Un nouveau réseau regroupant l'Hôpital du Jura, le Centre hospitalier Bienne, le Réseau hospitalier neuchâtelois, les Etablissements hospitaliers du Nord vaudois et l'Ensemble hospitalier de la Côte a vu le jour. Sous le nom de "Réseau bleu", il s'est donné pour but de "soigner mieux, sans alourdir la facture".
Cette alliance, présentée comme le premier réseau de soins intercantonal au service d'un million d'habitants, offre une réponse concrète à des défis pressants comme l'explosion des coûts et la pénurie de personnel, indique-t-elle mardi dans un communiqué.
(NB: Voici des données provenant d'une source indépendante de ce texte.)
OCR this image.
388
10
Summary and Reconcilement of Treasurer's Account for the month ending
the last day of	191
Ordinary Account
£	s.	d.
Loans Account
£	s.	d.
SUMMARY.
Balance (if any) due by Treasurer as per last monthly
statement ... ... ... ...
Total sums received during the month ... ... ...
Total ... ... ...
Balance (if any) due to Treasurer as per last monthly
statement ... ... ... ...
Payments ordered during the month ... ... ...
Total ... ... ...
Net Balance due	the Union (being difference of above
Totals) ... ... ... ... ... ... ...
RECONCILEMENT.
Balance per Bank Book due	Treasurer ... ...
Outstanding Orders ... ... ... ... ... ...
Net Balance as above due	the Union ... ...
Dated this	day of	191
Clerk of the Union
Les patients du nouveau réseau auront accès à plus de pôles de compétences au sein de différents hôpitaux et à davantage de spécialistes. Ils pourront par ailleurs obtenir un rendez-vous rapidement et bénéficier d'une téléconsultation dans l'heure.
De leur côté, les cinq hôpitaux qui se sont lancés dans cette alliance volontaire espèrent consolider leurs masses critiques, renforcer leur attractivité médicale ou encore stimuler la coopération et la formation intersites.
Le réseau permettra également de mutualiser certaines ressources, comme les laboratoires ou la logistique, ce qui générera des économies sans compromettre l'autonomie de chaque établissement, précise le communiqué.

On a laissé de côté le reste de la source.